Very rare first edition of a fundamental work in the history of scientific thought, a precursor of modern atomic theory. The son of a cultured Dubrovnik merchant family, Boscovich (or Boskovic) became a Jesuit, and, like many intellectual Dalmatians of the period, emigrated to Italy. He spent most of his career there, as professor of mathematics at Rome and Pavia and as director of the observatory at Milan, teaching also in Paris and Vienna, and publishing widely in an astonishing variety of scientific disciplines. "Boskovic was perhaps the last great polymath to figure in an important way in the history of science … He stands between Newton and Leibniz at one extreme and Faraday and field theory at the other" (DSB).

The Theory of Natural Philosophy was Boscovich's masterpiece.
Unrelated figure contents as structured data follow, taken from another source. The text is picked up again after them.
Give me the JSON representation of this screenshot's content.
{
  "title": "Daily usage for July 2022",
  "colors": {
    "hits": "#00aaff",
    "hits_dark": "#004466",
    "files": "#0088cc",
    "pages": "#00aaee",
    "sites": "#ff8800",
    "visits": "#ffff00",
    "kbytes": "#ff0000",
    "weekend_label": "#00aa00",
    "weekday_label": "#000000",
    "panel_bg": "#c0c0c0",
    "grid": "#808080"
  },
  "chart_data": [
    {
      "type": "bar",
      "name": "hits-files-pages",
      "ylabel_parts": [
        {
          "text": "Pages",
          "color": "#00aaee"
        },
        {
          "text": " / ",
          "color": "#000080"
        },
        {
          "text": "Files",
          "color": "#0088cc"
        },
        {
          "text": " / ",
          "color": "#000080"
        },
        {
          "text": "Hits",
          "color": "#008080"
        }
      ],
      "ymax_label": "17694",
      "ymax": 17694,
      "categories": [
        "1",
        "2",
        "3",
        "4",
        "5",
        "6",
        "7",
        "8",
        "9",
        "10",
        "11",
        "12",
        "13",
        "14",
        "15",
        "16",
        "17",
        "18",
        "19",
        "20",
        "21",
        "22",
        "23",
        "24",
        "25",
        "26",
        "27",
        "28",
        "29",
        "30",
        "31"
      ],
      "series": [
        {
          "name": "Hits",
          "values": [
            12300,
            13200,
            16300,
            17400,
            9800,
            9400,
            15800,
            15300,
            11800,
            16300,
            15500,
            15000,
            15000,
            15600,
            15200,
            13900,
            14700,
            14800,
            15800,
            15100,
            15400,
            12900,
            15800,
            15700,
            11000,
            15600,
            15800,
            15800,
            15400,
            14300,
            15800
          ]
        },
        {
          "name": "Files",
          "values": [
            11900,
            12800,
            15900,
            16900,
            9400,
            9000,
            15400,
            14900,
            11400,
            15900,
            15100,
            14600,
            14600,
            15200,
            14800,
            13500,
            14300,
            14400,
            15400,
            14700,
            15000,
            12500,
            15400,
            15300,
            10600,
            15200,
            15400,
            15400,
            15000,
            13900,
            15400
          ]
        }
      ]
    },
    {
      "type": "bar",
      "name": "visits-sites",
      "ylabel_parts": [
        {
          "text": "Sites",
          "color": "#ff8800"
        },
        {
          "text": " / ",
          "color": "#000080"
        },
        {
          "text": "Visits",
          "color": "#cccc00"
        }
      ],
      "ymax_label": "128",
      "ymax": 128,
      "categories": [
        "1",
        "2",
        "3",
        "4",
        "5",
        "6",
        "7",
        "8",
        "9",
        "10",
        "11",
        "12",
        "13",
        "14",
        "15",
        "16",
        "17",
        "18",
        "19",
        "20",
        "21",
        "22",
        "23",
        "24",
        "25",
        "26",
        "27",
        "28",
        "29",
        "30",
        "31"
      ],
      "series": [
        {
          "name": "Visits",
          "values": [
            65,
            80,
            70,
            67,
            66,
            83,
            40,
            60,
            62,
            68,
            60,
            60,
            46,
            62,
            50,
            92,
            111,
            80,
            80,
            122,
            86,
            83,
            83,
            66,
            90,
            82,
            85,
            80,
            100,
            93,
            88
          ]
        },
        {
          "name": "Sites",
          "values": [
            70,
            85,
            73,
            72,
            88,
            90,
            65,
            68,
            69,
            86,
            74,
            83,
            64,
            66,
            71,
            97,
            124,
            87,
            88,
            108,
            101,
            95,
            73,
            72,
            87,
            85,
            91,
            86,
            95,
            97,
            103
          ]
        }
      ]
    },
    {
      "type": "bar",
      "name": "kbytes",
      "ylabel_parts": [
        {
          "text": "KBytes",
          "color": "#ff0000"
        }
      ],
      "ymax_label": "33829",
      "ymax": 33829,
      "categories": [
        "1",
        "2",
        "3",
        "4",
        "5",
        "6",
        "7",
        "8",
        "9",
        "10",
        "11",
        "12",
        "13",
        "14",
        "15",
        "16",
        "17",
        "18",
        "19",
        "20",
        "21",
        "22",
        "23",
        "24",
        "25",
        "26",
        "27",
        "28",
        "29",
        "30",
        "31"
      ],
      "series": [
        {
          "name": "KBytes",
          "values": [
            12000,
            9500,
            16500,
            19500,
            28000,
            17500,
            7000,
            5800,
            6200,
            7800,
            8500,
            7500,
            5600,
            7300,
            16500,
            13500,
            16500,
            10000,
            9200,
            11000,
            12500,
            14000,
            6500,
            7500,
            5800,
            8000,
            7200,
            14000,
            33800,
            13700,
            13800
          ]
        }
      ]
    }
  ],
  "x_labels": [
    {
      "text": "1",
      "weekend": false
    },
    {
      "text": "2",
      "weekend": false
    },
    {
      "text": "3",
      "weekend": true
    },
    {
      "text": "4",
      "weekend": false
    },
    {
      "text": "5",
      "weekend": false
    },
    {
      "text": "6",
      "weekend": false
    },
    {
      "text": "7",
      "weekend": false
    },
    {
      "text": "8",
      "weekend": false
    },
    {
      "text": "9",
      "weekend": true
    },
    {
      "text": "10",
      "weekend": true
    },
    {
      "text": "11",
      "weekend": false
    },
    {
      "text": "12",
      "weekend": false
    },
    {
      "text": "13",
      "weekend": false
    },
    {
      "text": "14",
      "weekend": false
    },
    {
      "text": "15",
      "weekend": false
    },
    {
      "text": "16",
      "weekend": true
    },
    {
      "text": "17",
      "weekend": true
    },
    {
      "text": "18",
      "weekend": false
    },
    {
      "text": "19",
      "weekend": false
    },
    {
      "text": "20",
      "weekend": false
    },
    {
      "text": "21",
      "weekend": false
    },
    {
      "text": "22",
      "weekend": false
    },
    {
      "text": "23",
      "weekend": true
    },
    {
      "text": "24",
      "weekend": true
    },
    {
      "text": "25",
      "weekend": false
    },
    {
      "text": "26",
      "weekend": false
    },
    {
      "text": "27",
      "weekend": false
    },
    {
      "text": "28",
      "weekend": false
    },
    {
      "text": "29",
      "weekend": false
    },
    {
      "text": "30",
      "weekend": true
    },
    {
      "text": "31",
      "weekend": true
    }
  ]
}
In it he expounds a view of matter as a series of discontinuous indivisible points (puncta), interacting in pairs, with each point surrounded by a field of force alternately attractive and repulsive (or positive and negative) depending on the distance between them. Boscovich's "point-atoms" were "distinguished from geometrical points only by their possession of inertia and their mutual interaction. Extended matter then becomes the dynamic configuration of a finite number of centers of interaction" (DSB). This universal law of forces, which evolved from Boscovich's attempt to build a comprehensive physics based on but going beyond the ideas of Newton and Leibniz, anticipated many features of modern atomic and nuclear physics. Though inherently speculative, the importance of the universal law of forces was immediately recognized, especially in Britain. “[Boscovich's theory of matter] was widely studied, and Michael Faraday, Sir William Hamilton, James Clerk Maxwell, and Lord Kelvin (to mention only English scientists) stressed the theoretical advantage of the Boscovichian atom over rigid atoms. In any case, Boscovich's work marked an important stage in the history of our ideas about the universe, and his system will remain the paradigm of the theory of point particles" (Encyclopedia of Philosophy, ed. P. Edwards, New York 1972, I, pp. 350-351).
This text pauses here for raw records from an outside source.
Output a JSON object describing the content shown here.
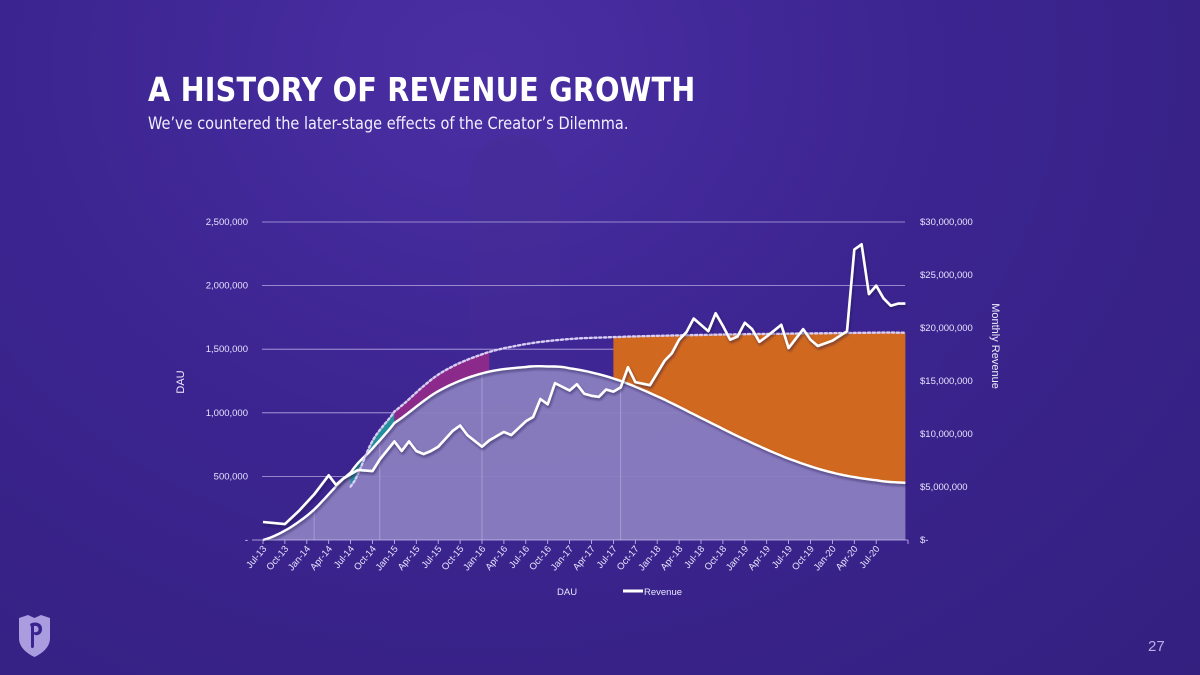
{
  "slide": {
    "title": "A HISTORY OF REVENUE GROWTH",
    "subtitle": "We’ve countered the later-stage effects of the Creator’s Dilemma.",
    "page_number": "27",
    "logo_icon": "shield-p-logo-icon"
  },
  "colors": {
    "background": "#3b238f",
    "dau_fill": "#8a7ec0",
    "teal_band": "#23909e",
    "magenta_band": "#8b2a8a",
    "orange_band": "#d0681f",
    "revenue_line": "#ffffff",
    "potential_dotted": "#d8cdf5"
  },
  "chart_data": {
    "type": "area",
    "title": "",
    "xlabel": "",
    "ylabel_left": "DAU",
    "ylabel_right": "Monthly Revenue",
    "left_axis": {
      "range": [
        0,
        2500000
      ],
      "ticks": [
        {
          "value": 0,
          "label": "-"
        },
        {
          "value": 500000,
          "label": "500,000"
        },
        {
          "value": 1000000,
          "label": "1,000,000"
        },
        {
          "value": 1500000,
          "label": "1,500,000"
        },
        {
          "value": 2000000,
          "label": "2,000,000"
        },
        {
          "value": 2500000,
          "label": "2,500,000"
        }
      ]
    },
    "right_axis": {
      "range": [
        0,
        30000000
      ],
      "ticks": [
        {
          "value": 0,
          "label": "$-"
        },
        {
          "value": 5000000,
          "label": "$5,000,000"
        },
        {
          "value": 10000000,
          "label": "$10,000,000"
        },
        {
          "value": 15000000,
          "label": "$15,000,000"
        },
        {
          "value": 20000000,
          "label": "$20,000,000"
        },
        {
          "value": 25000000,
          "label": "$25,000,000"
        },
        {
          "value": 30000000,
          "label": "$30,000,000"
        }
      ]
    },
    "x_tick_labels": [
      "Jul-13",
      "Oct-13",
      "Jan-14",
      "Apr-14",
      "Jul-14",
      "Oct-14",
      "Jan-15",
      "Apr-15",
      "Jul-15",
      "Oct-15",
      "Jan-16",
      "Apr-16",
      "Jul-16",
      "Oct-16",
      "Jan-17",
      "Apr-17",
      "Jul-17",
      "Oct-17",
      "Jan-18",
      "Apr-18",
      "Jul-18",
      "Oct-18",
      "Jan-19",
      "Apr-19",
      "Jul-19",
      "Oct-19",
      "Jan-20",
      "Apr-20",
      "Jul-20"
    ],
    "grid": true,
    "legend": {
      "position": "bottom",
      "entries": [
        {
          "label": "DAU",
          "style": "area"
        },
        {
          "label": "Revenue",
          "style": "line"
        }
      ]
    },
    "dau_curve": {
      "name": "DAU",
      "description": "smooth bell-shaped DAU curve",
      "x_months_from_jul13": [
        0,
        6,
        12,
        15,
        18,
        24,
        30,
        36,
        39,
        42,
        48,
        54,
        60,
        66,
        72,
        78,
        84,
        88
      ],
      "values": [
        0,
        190000,
        530000,
        720000,
        920000,
        1170000,
        1310000,
        1360000,
        1365000,
        1350000,
        1270000,
        1130000,
        960000,
        790000,
        640000,
        530000,
        470000,
        450000
      ]
    },
    "potential_curve": {
      "name": "Potential DAU (dotted)",
      "x_months_from_jul13": [
        12,
        15,
        18,
        24,
        30,
        36,
        42,
        48,
        54,
        60,
        66,
        72,
        78,
        84,
        88
      ],
      "values": [
        420000,
        780000,
        1010000,
        1300000,
        1460000,
        1540000,
        1580000,
        1595000,
        1605000,
        1612000,
        1618000,
        1622000,
        1626000,
        1630000,
        1630000
      ]
    },
    "bands": [
      {
        "name": "teal-band",
        "from_month": 12,
        "to_month": 18
      },
      {
        "name": "magenta-band",
        "from_month": 18,
        "to_month": 31
      },
      {
        "name": "orange-band",
        "from_month": 48,
        "to_month": 88
      }
    ],
    "vertical_markers_months": [
      7,
      16,
      30,
      49
    ],
    "revenue_series": {
      "name": "Revenue",
      "x_months_from_jul13": [
        0,
        3,
        5,
        7,
        9,
        10,
        11,
        12,
        13,
        15,
        16,
        18,
        19,
        20,
        21,
        22,
        23,
        24,
        26,
        27,
        28,
        30,
        31,
        32,
        33,
        34,
        36,
        37,
        38,
        39,
        40,
        42,
        43,
        44,
        45,
        46,
        47,
        48,
        49,
        50,
        51,
        53,
        55,
        56,
        57,
        58,
        59,
        61,
        62,
        63,
        64,
        65,
        66,
        67,
        68,
        69,
        71,
        72,
        74,
        75,
        76,
        78,
        80,
        81,
        82,
        83,
        84,
        85,
        86,
        87,
        88
      ],
      "values": [
        1.7,
        1.5,
        2.8,
        4.3,
        6.1,
        5.2,
        5.8,
        6.2,
        6.6,
        6.5,
        7.6,
        9.3,
        8.4,
        9.3,
        8.4,
        8.1,
        8.4,
        8.8,
        10.3,
        10.8,
        9.9,
        8.8,
        9.4,
        9.8,
        10.2,
        9.9,
        11.2,
        11.6,
        13.3,
        12.8,
        14.8,
        14.1,
        14.7,
        13.8,
        13.6,
        13.5,
        14.2,
        14.0,
        14.4,
        16.3,
        14.9,
        14.6,
        16.9,
        17.6,
        18.9,
        19.6,
        20.9,
        19.7,
        21.4,
        20.2,
        18.9,
        19.2,
        20.5,
        19.9,
        18.7,
        19.2,
        20.3,
        18.1,
        19.9,
        18.9,
        18.3,
        18.8,
        19.7,
        27.4,
        27.9,
        23.2,
        24.0,
        22.8,
        22.1,
        22.3,
        22.3
      ]
    }
  }
}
The work was reprinted in 1759, and a revised edition appeared in Venice in 1763. Copies of this first edition are notoriously rare. We trace only the Norman copy in the auction records of RBH and that copy is in a 19th-century binding. Norman 277; PMM 203; Riccardi 1:180, no. 53.1; Sommervogel I 1840 66; Whyte, pp. 41 and 127-152.

Quarto (217 x 167mm). Four folding engraved plates; gatherings c and d transposed. Contemporary calf-backed marbled boards, spine gilt-lettered (minor rubbing, light repair to joints and hinges).